Thursday, September 10, 2009

The Doctrine of State's Rights

Thomas Jefferson, Father of Doctrine of State's Rights

There is a growing interest in State's Rights today, or the lack thereof. A number of state's have recently passed "10th Amendment" resolutions. The resolutions restate what that amendment says, that is the states, or the people, retain all powers not specifically delegated by the states to the federal government. But the sad fact is that the states have become little more than administrative sub-districts of the District of Columbia and the 10th Amendment has become the most ignored part of the Constitution. The federal courts have become the final arbiter of what powers the states may actually exercise. And all the states are completely beholden to Congress and the president for huge portions of their annual budgets.

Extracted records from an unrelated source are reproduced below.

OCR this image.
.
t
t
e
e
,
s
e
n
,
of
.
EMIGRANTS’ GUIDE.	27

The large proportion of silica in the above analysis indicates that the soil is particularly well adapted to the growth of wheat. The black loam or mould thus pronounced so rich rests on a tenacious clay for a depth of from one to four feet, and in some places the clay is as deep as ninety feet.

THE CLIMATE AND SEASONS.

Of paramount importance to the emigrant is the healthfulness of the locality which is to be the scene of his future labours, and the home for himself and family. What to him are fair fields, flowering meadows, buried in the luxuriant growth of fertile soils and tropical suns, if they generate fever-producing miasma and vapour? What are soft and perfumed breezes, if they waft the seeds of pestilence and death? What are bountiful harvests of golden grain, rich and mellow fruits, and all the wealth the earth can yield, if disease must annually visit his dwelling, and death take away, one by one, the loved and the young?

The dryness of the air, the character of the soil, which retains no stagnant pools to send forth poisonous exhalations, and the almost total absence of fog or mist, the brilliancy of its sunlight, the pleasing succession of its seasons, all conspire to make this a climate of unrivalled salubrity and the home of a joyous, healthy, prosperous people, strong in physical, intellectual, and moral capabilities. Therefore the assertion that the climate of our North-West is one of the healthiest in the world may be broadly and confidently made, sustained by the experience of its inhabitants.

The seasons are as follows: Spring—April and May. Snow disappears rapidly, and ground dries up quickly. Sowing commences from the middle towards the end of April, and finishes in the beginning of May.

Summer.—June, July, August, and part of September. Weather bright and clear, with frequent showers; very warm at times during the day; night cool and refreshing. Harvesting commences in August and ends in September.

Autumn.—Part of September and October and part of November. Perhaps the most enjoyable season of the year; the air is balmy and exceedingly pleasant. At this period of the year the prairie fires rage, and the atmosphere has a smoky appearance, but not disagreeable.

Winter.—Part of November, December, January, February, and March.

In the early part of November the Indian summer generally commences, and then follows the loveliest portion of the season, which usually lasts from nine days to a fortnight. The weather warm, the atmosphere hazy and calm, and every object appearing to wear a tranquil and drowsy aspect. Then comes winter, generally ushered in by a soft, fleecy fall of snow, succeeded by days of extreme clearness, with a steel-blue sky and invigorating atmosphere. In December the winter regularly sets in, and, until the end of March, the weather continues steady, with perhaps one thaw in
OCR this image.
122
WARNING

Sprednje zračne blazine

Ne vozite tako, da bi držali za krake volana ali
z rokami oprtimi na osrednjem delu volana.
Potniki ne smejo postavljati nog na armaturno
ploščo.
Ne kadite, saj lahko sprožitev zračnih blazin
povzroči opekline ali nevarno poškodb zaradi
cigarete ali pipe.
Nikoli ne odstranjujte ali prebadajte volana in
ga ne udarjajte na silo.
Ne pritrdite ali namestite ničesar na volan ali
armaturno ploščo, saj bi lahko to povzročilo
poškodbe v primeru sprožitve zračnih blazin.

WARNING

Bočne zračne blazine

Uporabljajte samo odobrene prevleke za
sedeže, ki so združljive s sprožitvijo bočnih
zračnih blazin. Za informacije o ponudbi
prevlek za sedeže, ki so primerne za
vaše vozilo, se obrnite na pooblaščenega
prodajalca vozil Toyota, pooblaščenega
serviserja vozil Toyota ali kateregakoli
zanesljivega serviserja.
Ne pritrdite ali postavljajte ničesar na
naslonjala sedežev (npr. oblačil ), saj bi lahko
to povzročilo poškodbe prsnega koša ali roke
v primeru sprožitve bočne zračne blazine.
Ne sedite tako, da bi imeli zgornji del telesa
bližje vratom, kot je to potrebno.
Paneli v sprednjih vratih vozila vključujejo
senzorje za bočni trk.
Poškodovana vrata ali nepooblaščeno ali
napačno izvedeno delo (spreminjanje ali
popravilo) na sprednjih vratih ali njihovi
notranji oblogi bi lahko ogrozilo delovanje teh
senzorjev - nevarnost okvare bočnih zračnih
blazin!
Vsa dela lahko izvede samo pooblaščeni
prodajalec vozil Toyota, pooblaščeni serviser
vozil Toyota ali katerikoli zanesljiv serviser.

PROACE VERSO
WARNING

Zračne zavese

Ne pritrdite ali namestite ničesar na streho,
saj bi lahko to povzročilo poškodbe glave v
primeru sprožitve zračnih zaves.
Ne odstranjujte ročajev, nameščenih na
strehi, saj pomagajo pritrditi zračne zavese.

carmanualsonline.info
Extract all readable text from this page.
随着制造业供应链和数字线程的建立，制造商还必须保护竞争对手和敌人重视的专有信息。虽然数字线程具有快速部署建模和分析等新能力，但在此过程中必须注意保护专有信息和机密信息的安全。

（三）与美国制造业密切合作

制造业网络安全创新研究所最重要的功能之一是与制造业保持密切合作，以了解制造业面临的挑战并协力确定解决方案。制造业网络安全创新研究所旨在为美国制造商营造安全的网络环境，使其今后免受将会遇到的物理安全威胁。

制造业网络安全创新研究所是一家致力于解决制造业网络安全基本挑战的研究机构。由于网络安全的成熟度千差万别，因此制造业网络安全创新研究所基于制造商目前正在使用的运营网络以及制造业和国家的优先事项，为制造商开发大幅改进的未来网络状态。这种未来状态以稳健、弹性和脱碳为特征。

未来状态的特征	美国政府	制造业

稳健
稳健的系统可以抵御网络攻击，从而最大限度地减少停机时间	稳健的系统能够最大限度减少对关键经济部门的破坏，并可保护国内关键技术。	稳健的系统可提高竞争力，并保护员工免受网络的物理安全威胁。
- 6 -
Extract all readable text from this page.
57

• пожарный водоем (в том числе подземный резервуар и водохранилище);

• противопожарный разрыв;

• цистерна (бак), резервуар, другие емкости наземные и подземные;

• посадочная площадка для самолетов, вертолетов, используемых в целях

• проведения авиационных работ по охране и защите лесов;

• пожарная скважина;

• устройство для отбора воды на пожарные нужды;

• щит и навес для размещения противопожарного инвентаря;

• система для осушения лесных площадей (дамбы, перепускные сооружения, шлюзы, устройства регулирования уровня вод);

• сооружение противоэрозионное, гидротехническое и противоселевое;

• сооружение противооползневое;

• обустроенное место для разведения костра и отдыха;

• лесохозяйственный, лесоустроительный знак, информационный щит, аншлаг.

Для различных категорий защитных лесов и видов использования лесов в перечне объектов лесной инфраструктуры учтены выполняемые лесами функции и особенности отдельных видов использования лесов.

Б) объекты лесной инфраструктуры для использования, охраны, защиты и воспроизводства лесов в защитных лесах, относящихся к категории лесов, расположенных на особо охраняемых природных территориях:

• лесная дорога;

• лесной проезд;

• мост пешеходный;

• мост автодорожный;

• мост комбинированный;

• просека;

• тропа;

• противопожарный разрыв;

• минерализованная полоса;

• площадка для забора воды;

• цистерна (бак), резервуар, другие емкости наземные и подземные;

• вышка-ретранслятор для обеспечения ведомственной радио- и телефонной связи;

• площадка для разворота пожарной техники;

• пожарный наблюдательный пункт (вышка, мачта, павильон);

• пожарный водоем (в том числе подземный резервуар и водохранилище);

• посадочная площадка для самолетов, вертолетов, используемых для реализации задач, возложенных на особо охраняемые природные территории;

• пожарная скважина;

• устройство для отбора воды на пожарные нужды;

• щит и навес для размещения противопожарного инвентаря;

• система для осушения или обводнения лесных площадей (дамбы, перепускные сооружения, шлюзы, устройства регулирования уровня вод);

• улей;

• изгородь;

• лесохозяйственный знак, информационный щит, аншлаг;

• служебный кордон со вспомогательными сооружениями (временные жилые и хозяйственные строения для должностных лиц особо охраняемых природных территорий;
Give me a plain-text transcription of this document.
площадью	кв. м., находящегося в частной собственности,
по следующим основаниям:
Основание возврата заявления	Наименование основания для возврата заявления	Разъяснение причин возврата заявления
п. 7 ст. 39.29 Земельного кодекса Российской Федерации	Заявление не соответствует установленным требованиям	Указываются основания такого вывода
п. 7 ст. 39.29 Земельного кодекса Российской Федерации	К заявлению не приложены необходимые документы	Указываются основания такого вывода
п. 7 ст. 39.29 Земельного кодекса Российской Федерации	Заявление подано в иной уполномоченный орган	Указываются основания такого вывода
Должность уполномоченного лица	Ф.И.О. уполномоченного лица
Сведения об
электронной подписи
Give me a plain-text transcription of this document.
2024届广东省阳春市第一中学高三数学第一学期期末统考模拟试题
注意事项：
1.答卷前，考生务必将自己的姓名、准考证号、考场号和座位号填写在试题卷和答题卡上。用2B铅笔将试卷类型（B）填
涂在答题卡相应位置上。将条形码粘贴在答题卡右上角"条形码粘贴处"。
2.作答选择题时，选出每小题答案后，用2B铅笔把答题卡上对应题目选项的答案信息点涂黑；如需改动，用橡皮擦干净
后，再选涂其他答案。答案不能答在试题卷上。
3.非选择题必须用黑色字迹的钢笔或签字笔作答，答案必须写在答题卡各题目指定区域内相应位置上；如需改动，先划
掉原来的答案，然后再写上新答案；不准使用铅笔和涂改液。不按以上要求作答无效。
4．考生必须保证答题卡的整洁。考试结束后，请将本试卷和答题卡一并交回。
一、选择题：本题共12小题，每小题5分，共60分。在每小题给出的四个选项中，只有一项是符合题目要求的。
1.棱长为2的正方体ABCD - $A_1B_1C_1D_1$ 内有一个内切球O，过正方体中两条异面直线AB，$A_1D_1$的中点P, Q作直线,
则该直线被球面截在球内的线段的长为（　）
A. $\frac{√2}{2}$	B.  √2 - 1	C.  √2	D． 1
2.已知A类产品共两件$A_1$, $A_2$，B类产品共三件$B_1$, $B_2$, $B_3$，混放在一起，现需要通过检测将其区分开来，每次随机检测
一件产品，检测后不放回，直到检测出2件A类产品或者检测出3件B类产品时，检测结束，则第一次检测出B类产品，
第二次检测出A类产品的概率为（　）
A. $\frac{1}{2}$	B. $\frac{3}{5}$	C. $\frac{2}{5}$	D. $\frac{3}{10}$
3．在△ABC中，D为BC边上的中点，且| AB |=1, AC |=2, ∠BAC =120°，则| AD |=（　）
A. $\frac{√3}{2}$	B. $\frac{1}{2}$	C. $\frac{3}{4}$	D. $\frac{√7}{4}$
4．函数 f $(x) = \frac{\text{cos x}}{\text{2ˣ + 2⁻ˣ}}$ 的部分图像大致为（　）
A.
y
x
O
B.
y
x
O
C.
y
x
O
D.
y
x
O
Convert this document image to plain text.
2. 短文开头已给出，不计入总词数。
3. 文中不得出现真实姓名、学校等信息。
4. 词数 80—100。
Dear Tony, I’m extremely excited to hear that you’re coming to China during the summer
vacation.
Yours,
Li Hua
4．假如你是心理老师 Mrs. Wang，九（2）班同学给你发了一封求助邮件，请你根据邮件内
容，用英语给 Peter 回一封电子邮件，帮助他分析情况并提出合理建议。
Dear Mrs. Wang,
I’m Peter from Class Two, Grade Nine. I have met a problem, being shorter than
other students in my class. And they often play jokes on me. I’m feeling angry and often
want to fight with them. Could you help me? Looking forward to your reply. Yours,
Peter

The federal bureaucracy controls just about every aspect of life for most Americans with literal mountains of federal regulations. They regulate our food and drugs, public education and an ever increasing share of our health care. If you're a businessman who wants to develop his own property, or a homeowner wanting to build a retirement home, just hope your property is NOT deemed "wetlands" by the Army Corps of Engineers and the Environmental Protection Agency. You'll quickly find out who really controls your property. The bureaucrats even tell us how many gallons of water our toilets can have and where we can or cannot park when we go to the store.

Many people are just now waking up to what was really lost with the downfall of the Confederacy in 1865. The precious gift of the Founding Fathers of 1776 was a republic of independent, self-governing states. That was what was truly lost with the defeat of the South in 1865. Since, then, the people, in their states assembled, North and South, East and West, have seen a steady erosion of their increasingly limited powers to govern themselves.

Thomas Jefferson, the "Father of the Doctrine of State's Rights," and many other founders and leaders of the Old Republic, constantly warned and fought against the erosion of the rights of the states, which began even in their days. Many of them, including George Washington, referred to the United States as a "confederacy," not a unitary, centralized state. The early State's Rights issues included such things as the federal government paying for roads and canals within state boundaries, the "Bank of the United States," which was the ancestor of today's Federal Reserve Bank, and then there was the right of a state to regulate its own domestic institutions (i.e. slavery). The early State's Rights advocates, such as John C. Calhoun, also argued over tariffs and whether or not a state could nullify a federal law, and whether or not a state had a right to secede.

The erosion of State's Rights accelerated after 1865 with new amendments added to the Constitution, continued into the 20th Century with great battles over desegregation, prayer in school, and finally "The Right to Life" itself (the Roe vs. Wade Supreme Court decision making abortion the law of the land in all 50 states). The federal courts became more and more powerful. The increasingly intrusive environmental laws, education controlled by the bureaucrats in Washington, undermining of traditional marriage and family, and now the pending specter of socialized medicine, completes the picture. All of those issues could have and should have been settled on the state level. Most Americans are fair-minded and would have gotten rid of bad policies that were truly unjust within their own states.

It is hard to imagine that any of the original Founding Fathers would approve of all the bailouts of banks, takeover of car companies or a National Debt that boggles the mind. And the Founders of the Confederacy could see that without State's Rights, none of our God-given rights to life, liberty and private property were safe from an unlimited centralized government.

So, what can be done about it? Can we ever get back to a semblance of self-governing states as originally envisioned by the Founders? History teaches us that nothing ever remains the same. If enough people finally wake up to what was really lost in 1865, and really want to get back the best form of government in history, a republic or self-governing states, then it can happen. Only time will tell. As Scarlett O'Hara said at the end of "Gone With the Wind," "After all, tomorrow is another day."